Die Urkunde wurde vom FESSH-Repräsentanten der Deutschen Gesellschaft für Handchirurgie, Univ-Prof. Dr. Riccardo Giunta, übergeben.

Bundesweit sind weniger als 40 Hand-Trauma-Zentren akkreditiert. In der Region Stuttgart erfüllt die Handchirurgie am Diakonie-Klinikum derzeit als einziges Zentrum die strengen Bedingungen.

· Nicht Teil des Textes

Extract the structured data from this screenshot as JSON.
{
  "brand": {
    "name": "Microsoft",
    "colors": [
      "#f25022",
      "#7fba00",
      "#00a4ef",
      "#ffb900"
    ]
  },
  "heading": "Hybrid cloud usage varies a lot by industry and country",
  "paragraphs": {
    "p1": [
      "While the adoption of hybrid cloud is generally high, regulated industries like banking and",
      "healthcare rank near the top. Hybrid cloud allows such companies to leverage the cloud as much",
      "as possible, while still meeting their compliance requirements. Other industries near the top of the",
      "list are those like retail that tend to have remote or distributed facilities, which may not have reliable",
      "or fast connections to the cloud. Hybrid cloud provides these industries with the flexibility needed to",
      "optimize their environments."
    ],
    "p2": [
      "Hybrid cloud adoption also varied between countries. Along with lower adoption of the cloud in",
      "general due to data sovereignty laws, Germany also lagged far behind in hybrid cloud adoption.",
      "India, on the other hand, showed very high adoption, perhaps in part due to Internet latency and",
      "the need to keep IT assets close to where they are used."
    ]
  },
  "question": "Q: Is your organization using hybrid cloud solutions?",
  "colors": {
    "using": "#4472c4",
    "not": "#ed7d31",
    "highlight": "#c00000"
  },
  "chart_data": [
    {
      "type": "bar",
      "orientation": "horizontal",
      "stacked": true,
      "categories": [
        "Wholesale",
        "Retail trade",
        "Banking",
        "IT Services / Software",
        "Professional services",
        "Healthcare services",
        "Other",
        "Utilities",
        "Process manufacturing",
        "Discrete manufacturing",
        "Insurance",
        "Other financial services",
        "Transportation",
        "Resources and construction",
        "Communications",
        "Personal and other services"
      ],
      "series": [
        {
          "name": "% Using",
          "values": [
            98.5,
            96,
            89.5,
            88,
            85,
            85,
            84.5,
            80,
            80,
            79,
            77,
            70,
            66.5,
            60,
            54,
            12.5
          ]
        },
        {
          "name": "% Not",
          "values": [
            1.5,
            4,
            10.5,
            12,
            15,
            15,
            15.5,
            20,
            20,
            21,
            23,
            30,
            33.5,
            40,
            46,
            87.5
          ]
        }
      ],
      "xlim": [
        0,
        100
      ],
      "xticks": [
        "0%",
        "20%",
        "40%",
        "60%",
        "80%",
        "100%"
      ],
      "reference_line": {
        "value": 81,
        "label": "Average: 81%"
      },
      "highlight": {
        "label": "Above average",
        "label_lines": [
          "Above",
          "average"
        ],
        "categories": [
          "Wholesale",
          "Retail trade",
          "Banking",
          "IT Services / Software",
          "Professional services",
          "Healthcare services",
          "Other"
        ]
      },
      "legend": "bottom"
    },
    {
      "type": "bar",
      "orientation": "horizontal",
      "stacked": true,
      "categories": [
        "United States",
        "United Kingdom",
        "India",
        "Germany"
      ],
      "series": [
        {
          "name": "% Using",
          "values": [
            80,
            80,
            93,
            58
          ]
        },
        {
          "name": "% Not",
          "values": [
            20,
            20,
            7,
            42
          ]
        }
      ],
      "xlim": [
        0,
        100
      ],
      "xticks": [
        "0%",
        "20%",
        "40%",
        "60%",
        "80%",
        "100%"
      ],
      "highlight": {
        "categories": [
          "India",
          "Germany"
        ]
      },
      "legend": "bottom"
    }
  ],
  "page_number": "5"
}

Die Spezialisten der Handchirurgie versorgen seit Oktober 2012 mit großer Kompetenz und menschlicher Nähe Patienten am Diakonie-Klinikum. Zum Leistungsspektrum des Bereichs gehören neben der Plastischen und Ästhetischen Chirurgie die rekonstruktive Chirurgie, also die Wiederherstellung von Körperteilen und -funktionen nach Verletzungen oder Tumorentfernungen. Den Bereich für Plastische, Ästhetische Chirurgie und Handchirurgie am Diakonie-Klinikum Stuttgart leiten die beiden Chefärzte Privatdozent Dr. Frank Werdin und Dr. Matthias Pfau.